Die wichtigste "Genehmigung": BRP-Anmeldung
Während ein Bewohnbarkeitszertifikat ein Phantom ist, gibt es eine Form der Erlaubnis, die für jeden Mieter absolut entscheidend ist: die Möglichkeit, sich bei der Gemeinde an dieser Adresse anzumelden. Dies ist als Eintragung in der Basisregistratie Personen (BRP) bekannt. Diese Registrierung ist nicht nur eine administrative Formalität; sie ist der Schlüssel zu Ihrem gesamten bürgerlichen Leben in den Niederlanden. Ohne BRP-Anmeldung können Sie keine BSN erhalten, die erforderlich ist, um legal zu arbeiten, ein Bankkonto zu eröffnen, eine Krankenversicherung abzuschließen oder auf praktisch alle staatlichen Leistungen zuzugreifen.
Hier liegt eine der größten Warnsignale auf dem niederländischen Mietmarkt: Inserate, die "keine Anmeldung möglich" angeben. Dies sollte wie eine schrille Sirene behandelt werden, die signalisiert, dass die Vermietung höchstwahrscheinlich illegal ist. Es könnte bedeuten, dass es sich um eine illegale Untermiete handelt, die der Hauptmieter vor seinem Vermieter versteckt, um eine Wohnung, die unerlaubt in mehrere Einheiten aufgeteilt wurde, oder um einen Raum, der rechtlich nicht als Wohnraum ausgewiesen ist (z. B. eine umgebaute Garage oder ein Büro). Das Mieten einer solchen Immobilie ist ein enormes Risiko. Sie werden sich nicht in die niederländische Gesellschaft integrieren können, haben nahezu keine rechtlichen Möglichkeiten, wenn etwas schiefgeht, und könnten ohne Vorankündigung geräumt werden, wenn die Behörden den Sachverhalt aufdecken. Auf eine Vertragsklausel zu bestehen, die ausdrücklich die Möglichkeit der BRP-Anmeldung garantiert, ist ein unumgänglicher Schritt für jeden Mieter.

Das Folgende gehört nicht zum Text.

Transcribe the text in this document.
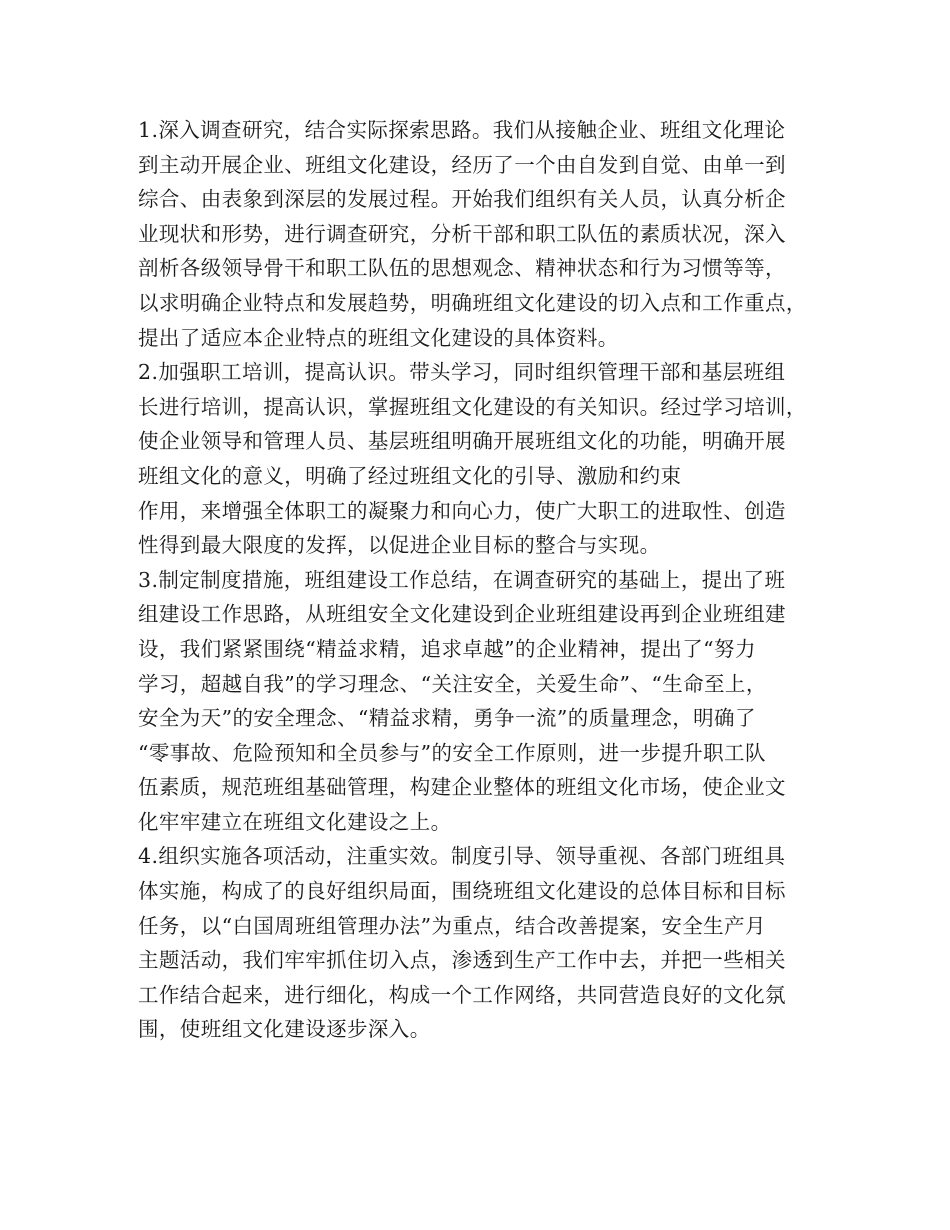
1.深入调查研究，结合实际探索思路。我们从接触企业、班组文化理论
到主动开展企业、班组文化建设，经历了一个由自发到自觉、由单一到
综合、由表象到深层的发展过程。开始我们组织有关人员，认真分析企
业现状和形势，进行调查研究，分析干部和职工队伍的素质状况，深入
剖析各级领导骨干和职工队伍的思想观念、精神状态和行为习惯等等，
以求明确企业特点和发展趋势，明确班组文化建设的切入点和工作重点，
提出了适应本企业特点的班组文化建设的具体资料。
2.加强职工培训，提高认识。带头学习，同时组织管理干部和基层班组
长进行培训，提高认识，掌握班组文化建设的有关知识。经过学习培训，
使企业领导和管理人员、基层班组明确开展班组文化的功能，明确开展
班组文化的意义，明确了经过班组文化的引导、激励和约束
作用，来增强全体职工的凝聚力和向心力，使广大职工的进取性、创造
性得到最大限度的发挥，以促进企业目标的整合与实现。
3.制定制度措施，班组建设工作总结，在调查研究的基础上，提出了班
组建设工作思路，从班组安全文化建设到企业班组建设再到企业班组建
设，我们紧紧围绕“精益求精，追求卓越”的企业精神，提出了“努力
学习，超越自我”的学习理念、“关注安全，关爱生命”、“生命至上，
安全为天”的安全理念、“精益求精，勇争一流”的质量理念，明确了
“零事故、危险预知和全员参与”的安全工作原则，进一步提升职工队
伍素质，规范班组基础管理，构建企业整体的班组文化市场，使企业文
化牢牢建立在班组文化建设之上。
4.组织实施各项活动，注重实效。制度引导、领导重视、各部门班组具
体实施，构成了的良好组织局面，围绕班组文化建设的总体目标和目标
任务，以“白国周班组管理办法”为重点，结合改善提案，安全生产月
主题活动，我们牢牢抓住切入点，渗透到生产工作中去，并把一些相关
工作结合起来，进行细化，构成一个工作网络，共同营造良好的文化氛
围，使班组文化建设逐步深入。
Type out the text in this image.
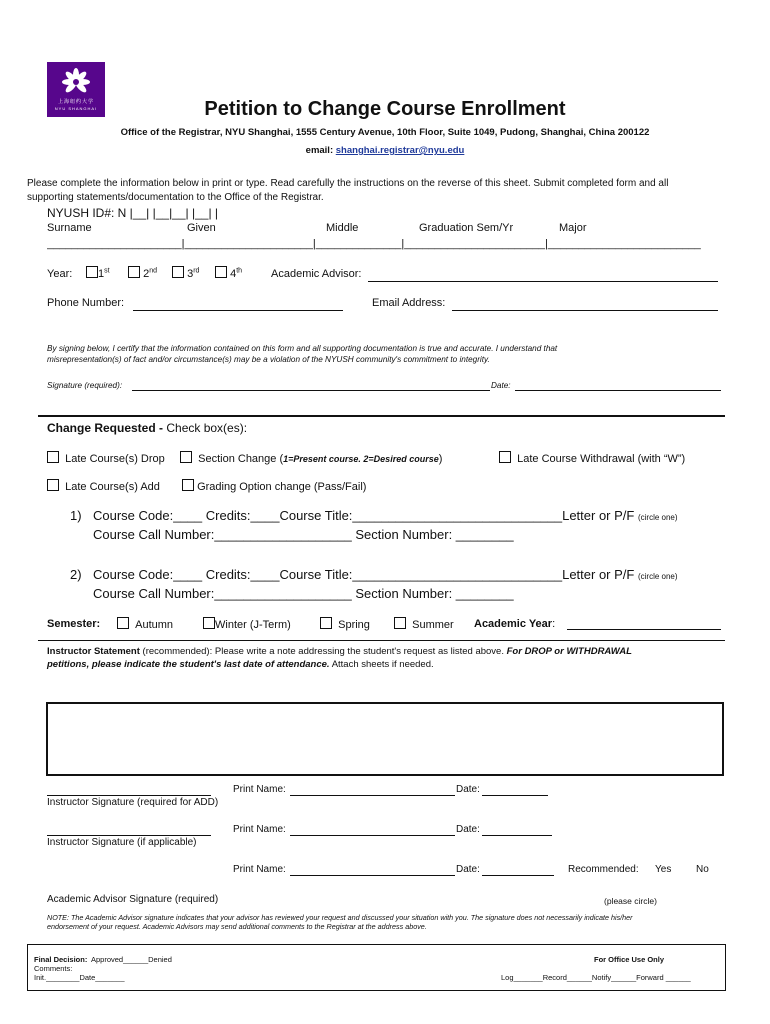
上海纽约大学
NYU SHANGHAI	Petition to Change Course Enrollment
Office of the Registrar, NYU Shanghai, 1555 Century Avenue, 10th Floor, Suite 1049, Pudong, Shanghai, China 200122
email: shanghai.registrar@nyu.edu
Please complete the information below in print or type. Read carefully the instructions on the reverse of this sheet. Submit completed form and all
supporting statements/documentation to the Office of the Registrar.
NYUSH ID#: N |__| |__|__| |__| |
Surname	Given	Middle	Graduation Sem/Yr	Major
______________________|_____________________|______________|_______________________|_________________________
Year:	1st	2nd	3rd	4th	Academic Advisor:
Phone Number:	Email Address:
By signing below, I certify that the information contained on this form and all supporting documentation is true and accurate. I understand that
misrepresentation(s) of fact and/or circumstance(s) may be a violation of the NYUSH community's commitment to integrity.
Signature (required):	Date:
Change Requested - Check box(es):
Late Course(s) Drop	Section Change (1=Present course. 2=Desired course)	Late Course Withdrawal (with “W”)
Late Course(s) Add	Grading Option change (Pass/Fail)
1) Course Code:____ Credits:____Course Title:_____________________________Letter or P/F (circle one)
Course Call Number:___________________ Section Number: ________
2) Course Code:____ Credits:____Course Title:_____________________________Letter or P/F (circle one)
Course Call Number:___________________ Section Number: ________
Semester:	Autumn	Winter (J-Term)	Spring	Summer Academic Year:
Instructor Statement (recommended): Please write a note addressing the student's request as listed above. For DROP or WITHDRAWAL
petitions, please indicate the student's last date of attendance. Attach sheets if needed.
Print Name:	Date:
Instructor Signature (required for ADD)
Print Name:	Date:
Instructor Signature (if applicable)
Print Name:	Date:	Recommended: Yes No
Academic Advisor Signature (required)	(please circle)
NOTE: The Academic Advisor signature indicates that your advisor has reviewed your request and discussed your situation with you. The signature does not necessarily indicate his/her
endorsement of your request. Academic Advisors may send additional comments to the Registrar at the address above.
Final Decision: Approved______Denied	For Office Use Only
Comments:
Init.________Date_______	Log_______Record______Notify______Forward ______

Durchsetzung Ihres Rechts auf eine bewohnbare Wohnung
Was tun Sie also, wenn Sie einziehen und schwerwiegende Probleme feststellen? Ihre Wohnung hat ein undichtes Dach, die Heizung funktioniert nicht oder es herrscht ein massiver Schädlingsbefall. Dies sind sogenannte Mängel (gebreken). Ihr erster Schritt ist, den Vermieter formell schriftlich zu benachrichtigen, die Probleme genau zu schildern und innerhalb einer angemessenen Frist die Beseitigung zu verlangen. Ignoriert der Vermieter Ihre Aufforderung oder bleibt untätig, haben Sie mehrere Optionen.
Für Mieter im regulierten Sektor ist der Weg relativ klar: Sie können ein Verfahren bei der Huurcommissie beginnen. Diese kann den Mangel untersuchen und, falls sie zu Ihren Gunsten entscheidet, den Vermieter zur Beseitigung des Problems verpflichten. Entscheidenderweise kann sie Ihnen auch eine vorübergehende Mietminderung gewähren, rückwirkend ab dem Datum, an dem Sie den Mangel gemeldet haben, die so lange gültig bleibt, bis der Mangel behoben ist. Das bietet eine starke finanzielle Hebelwirkung. Für Mieter im freien Sektor ist die Zuständigkeit der Huurcommissie begrenzt. Ihr primärer Rechtsweg führt zum Zivilgericht (kantonrechter), um die Beseitigung zu verlangen. Das mag einschüchternder klingen, das rechtliche Prinzip bleibt jedoch dasselbe. In einigen Fällen können Mieter auch dringend erforderliche Reparaturen selbst bezahlen und die angemessenen Kosten von der Miete abziehen, doch dies ist eine riskante Strategie, die nur nach rechtlicher Beratung angewandt werden sollte. Letztlich ist Ihr Recht auf eine bewohnbare Wohnung im niederländischen Recht stark verankert, aber es ist nicht selbstvollstreckend. Es erfordert, dass Sie ein proaktiver, dokumentierender und beharrlicher Verfechter Ihrer eigenen Wohnbedingungen sind.